Louise Lemieux LE SOLEIL

Mme Baribeau appuie son jugement sur une étude effectuée par une université brésilienne qui a comparé la quantité d'antioxydants dans l'açaï avec d'autres petits fruits. Une autre étude publiée dans le Journal of Agricultural and Food Chemistry a démontré qu'entre 56 et 86 % des cellules cancéreuses humaines cultivées en boîtes de Petri avaient été détruites grâce à l'açaï. Les antioxydants - ou composés phytochimiques - ont en effet la capacité de lutter contre les radicaux libres de l'organisme, qui dégradent les parois des cellules.Le fruit aurait aussi des effets vasodilatateurs suggérant son efficacité pour le traitement des maladies cardiovasculaires, selon la même étude. Il contiendrait également des oméga-6 et 9, des protéines, des fibres, des minéraux et des vitamines (A, B et E).

L'açaï se vend en pulpe et congelé, ce qui permet de mieux conserver ses propriétés. Il a été mis sur le marché par deux compagnies québécoises, Amazonia (6 $ pour quatre paquets de 100 grammes) et Nuselva (deux paquets de 250 grammes d'açaï équitable coûtent 11 $). On le trouve chez Aliments de Santé Laurier, Le Crac, Ô Tournesol et Corneau Cantin.
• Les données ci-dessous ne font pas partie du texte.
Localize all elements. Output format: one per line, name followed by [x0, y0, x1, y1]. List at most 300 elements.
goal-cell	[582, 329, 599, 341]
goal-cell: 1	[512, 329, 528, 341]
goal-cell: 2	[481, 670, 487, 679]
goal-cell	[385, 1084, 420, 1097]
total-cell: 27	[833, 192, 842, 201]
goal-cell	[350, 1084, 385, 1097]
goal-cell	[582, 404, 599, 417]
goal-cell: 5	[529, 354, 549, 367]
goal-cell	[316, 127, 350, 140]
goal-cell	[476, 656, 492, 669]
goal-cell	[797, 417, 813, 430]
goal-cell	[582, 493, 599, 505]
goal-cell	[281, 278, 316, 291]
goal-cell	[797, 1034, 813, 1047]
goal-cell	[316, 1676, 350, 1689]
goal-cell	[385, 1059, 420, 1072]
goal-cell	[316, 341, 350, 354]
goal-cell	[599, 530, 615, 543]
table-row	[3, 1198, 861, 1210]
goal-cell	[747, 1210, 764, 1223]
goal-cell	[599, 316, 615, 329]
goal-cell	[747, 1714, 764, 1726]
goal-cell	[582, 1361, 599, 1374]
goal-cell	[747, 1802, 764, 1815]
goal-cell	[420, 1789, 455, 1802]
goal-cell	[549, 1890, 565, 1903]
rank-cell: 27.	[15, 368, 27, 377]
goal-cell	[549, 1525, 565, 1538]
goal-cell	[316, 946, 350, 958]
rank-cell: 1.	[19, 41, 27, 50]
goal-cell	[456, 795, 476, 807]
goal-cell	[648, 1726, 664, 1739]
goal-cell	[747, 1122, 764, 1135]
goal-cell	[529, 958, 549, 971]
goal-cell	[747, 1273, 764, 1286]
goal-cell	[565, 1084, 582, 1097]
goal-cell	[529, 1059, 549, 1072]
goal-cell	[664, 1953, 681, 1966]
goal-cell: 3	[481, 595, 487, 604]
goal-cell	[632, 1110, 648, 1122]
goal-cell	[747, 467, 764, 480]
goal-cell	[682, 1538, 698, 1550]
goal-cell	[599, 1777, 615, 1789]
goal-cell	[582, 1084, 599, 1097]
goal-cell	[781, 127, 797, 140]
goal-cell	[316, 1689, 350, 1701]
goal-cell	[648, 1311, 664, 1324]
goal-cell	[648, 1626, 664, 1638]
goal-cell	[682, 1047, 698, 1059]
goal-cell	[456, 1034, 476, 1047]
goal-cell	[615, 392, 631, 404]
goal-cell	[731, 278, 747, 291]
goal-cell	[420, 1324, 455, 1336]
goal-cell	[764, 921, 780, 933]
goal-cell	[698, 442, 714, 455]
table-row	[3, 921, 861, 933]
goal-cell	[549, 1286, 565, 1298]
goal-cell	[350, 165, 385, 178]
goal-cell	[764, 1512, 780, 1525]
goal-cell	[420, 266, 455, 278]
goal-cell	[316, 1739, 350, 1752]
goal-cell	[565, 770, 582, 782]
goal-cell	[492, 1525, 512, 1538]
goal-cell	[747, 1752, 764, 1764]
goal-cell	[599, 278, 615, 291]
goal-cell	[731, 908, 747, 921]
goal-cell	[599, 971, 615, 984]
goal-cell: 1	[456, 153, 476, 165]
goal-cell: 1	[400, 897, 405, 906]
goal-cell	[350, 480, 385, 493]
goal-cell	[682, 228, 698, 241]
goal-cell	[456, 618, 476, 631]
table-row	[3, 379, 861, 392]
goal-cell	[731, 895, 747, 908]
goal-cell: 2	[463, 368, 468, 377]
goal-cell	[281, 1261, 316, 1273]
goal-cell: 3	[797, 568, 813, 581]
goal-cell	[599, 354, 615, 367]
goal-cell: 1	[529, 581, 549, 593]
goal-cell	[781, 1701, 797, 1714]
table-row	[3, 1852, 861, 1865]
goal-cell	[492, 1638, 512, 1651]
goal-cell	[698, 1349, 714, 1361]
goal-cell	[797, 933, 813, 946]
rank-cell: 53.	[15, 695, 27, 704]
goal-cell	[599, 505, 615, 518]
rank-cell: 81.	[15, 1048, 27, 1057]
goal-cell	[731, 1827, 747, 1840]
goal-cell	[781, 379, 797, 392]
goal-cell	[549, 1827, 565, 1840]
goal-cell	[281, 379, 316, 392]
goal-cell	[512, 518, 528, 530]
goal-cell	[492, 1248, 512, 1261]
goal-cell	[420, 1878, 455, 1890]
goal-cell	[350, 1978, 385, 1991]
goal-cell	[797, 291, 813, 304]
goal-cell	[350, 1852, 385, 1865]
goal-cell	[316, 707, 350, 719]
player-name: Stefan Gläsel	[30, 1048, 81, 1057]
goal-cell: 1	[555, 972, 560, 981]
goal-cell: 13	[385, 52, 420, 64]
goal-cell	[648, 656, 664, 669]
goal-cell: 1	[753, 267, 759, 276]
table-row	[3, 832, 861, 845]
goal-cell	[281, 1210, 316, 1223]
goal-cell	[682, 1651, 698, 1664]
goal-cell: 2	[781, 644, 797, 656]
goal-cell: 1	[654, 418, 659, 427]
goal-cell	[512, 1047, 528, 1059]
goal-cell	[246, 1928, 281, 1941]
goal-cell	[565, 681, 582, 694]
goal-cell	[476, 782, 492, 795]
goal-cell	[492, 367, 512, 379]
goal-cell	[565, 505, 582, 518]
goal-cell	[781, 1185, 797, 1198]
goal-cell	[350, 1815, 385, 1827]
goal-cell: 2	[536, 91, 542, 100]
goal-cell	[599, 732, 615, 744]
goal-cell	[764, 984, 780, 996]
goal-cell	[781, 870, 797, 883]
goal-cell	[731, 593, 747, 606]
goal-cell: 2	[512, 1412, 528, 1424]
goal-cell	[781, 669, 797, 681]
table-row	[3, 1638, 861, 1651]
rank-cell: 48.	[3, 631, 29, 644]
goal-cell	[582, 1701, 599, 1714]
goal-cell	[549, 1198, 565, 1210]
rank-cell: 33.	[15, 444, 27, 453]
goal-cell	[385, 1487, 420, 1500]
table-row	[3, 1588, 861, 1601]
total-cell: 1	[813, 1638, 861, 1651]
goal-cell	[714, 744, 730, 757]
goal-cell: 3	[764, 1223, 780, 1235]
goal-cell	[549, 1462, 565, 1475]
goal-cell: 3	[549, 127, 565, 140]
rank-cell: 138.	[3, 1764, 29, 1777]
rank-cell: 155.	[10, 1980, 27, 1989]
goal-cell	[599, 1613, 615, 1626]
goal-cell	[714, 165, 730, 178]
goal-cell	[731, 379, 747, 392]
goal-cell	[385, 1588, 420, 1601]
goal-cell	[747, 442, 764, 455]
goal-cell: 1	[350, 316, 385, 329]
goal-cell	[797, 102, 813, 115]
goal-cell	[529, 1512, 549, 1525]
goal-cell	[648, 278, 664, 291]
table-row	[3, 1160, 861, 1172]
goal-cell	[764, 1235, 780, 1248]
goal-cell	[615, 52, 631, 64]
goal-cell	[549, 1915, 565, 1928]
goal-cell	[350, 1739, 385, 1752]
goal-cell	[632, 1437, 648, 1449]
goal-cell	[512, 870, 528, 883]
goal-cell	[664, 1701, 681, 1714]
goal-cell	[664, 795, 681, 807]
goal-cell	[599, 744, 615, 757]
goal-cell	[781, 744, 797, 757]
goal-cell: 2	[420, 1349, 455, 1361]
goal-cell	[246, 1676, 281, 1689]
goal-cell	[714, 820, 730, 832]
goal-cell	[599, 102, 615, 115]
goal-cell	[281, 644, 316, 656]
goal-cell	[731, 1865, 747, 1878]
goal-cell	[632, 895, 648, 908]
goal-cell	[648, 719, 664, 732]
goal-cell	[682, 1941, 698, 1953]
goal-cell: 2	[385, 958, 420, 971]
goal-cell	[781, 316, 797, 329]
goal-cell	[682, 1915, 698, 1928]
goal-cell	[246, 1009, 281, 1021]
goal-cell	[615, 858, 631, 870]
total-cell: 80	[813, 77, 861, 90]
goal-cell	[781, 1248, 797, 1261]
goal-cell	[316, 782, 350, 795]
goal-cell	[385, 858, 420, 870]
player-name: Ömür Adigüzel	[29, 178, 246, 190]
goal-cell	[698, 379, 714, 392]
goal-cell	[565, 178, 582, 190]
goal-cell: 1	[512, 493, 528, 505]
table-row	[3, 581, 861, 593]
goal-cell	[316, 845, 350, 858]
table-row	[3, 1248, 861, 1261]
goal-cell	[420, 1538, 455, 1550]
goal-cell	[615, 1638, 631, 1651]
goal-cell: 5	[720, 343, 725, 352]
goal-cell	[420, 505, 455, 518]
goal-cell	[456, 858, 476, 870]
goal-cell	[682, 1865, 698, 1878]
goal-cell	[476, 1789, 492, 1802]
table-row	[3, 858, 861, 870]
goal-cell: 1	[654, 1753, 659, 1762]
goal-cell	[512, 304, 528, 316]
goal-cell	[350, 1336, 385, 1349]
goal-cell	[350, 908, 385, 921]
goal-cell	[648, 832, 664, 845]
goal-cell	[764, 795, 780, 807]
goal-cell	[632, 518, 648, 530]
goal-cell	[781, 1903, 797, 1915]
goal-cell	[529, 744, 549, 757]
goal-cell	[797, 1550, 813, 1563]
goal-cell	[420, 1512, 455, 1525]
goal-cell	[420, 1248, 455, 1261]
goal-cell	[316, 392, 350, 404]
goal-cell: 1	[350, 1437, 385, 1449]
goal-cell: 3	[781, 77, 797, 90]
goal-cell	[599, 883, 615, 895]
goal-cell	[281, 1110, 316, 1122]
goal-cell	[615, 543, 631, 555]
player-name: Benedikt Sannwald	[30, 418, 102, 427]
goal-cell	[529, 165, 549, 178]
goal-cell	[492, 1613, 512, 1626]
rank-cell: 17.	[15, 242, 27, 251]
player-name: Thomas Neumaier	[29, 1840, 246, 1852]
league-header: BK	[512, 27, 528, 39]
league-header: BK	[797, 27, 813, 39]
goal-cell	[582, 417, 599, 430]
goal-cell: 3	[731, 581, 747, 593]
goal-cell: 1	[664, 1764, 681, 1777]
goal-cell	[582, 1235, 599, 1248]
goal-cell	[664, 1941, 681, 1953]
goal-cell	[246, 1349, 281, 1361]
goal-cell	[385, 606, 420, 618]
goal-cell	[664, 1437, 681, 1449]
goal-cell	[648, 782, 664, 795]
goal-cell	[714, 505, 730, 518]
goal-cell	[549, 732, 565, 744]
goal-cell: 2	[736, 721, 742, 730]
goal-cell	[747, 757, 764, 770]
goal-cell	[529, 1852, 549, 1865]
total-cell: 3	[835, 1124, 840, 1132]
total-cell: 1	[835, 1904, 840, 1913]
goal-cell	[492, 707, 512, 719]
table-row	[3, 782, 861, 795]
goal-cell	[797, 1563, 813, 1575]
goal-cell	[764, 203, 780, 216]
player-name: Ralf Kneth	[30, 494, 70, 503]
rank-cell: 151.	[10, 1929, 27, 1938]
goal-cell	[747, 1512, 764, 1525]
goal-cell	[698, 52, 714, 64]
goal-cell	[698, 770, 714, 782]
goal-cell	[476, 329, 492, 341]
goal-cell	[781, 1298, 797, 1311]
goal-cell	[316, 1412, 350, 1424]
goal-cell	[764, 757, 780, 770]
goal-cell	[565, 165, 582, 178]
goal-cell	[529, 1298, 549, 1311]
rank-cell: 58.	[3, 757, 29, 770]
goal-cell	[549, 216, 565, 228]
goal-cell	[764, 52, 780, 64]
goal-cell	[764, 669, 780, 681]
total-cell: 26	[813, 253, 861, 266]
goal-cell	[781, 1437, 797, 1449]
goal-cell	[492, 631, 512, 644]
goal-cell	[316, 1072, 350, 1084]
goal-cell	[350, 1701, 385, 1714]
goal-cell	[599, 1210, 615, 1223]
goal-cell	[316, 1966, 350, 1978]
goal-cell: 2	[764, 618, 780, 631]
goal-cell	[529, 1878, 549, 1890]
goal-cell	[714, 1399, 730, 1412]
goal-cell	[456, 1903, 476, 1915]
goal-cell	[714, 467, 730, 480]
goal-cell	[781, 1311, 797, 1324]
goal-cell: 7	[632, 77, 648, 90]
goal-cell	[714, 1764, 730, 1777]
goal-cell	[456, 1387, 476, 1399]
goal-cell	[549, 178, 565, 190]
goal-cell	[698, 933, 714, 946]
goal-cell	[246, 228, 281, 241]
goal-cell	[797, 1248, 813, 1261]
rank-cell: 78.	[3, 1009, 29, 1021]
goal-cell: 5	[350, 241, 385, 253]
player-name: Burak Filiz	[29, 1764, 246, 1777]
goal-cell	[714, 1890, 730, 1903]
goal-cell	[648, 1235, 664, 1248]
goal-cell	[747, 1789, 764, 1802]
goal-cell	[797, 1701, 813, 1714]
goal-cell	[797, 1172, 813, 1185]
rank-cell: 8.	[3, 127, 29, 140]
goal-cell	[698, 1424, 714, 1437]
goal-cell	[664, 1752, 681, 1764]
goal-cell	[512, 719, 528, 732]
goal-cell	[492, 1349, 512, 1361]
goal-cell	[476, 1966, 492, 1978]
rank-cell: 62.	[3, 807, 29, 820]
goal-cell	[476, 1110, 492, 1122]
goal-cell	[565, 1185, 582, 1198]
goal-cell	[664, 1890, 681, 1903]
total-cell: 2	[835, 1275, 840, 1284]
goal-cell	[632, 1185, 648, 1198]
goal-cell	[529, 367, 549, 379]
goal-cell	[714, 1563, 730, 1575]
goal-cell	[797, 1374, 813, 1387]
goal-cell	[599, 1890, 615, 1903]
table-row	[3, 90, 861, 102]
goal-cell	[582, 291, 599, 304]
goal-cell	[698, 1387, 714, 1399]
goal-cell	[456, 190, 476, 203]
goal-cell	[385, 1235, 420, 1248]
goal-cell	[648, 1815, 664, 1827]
Comment le manger ? En smoothie, suggère Mme Baribeau, en le mélangeant avec du lait de soya à la vanille, par exemple, et en y ajoutant d'autres fruits, parce que l'açaï n'est pas sucré.

Même si l'açaï semble plus intéressant que d'autres petits fruits exotiques comme le goji, le mangoustier, le noni, qui ont eu leur heure de gloire au fil des ans, Hélène Baribeau continue de privilégier la canneberge et le bleuet, renommés pour la quantité d'antioxydants qu'ils contiennent et qui ont fait l'objet de nombreuses études à l'Université Laval et dans plusieurs universités américaines.

Le bleuet (le sauvage est plus efficace que le cultivé) aurait des vertus anticancérigènes, amélioreraient l'équilibre, la coordination et la mémoire à court terme selon une autre étude effectuée sur les rats vieillissants et protégerait les cellules du cerveau au moment d'un arrêt cardiaque.

La canneberge, proche parente du bleuet, diminuerait les risques de maladies cardiaques, préviendrait les ulcères peptiques, la plaque dentaire, les infections urinaires.

« Le bleuet et la canneberge, on en a sur notre territoire. On peut les manger frais. Il n'y a rien de mieux. Je ne suis pas convaincue que tous ces fruits venus d'ailleurs nous apportent plus que les nôtres », affirme la nutritionniste.

Pour réduire les risques de cancer, rien de mieux qu'une consommation abondante de fruits et de légumes selon Hélène Baribeau, qui endosse les conclusions du Dr Richard Béliveau (Les Aliments contre le cancer).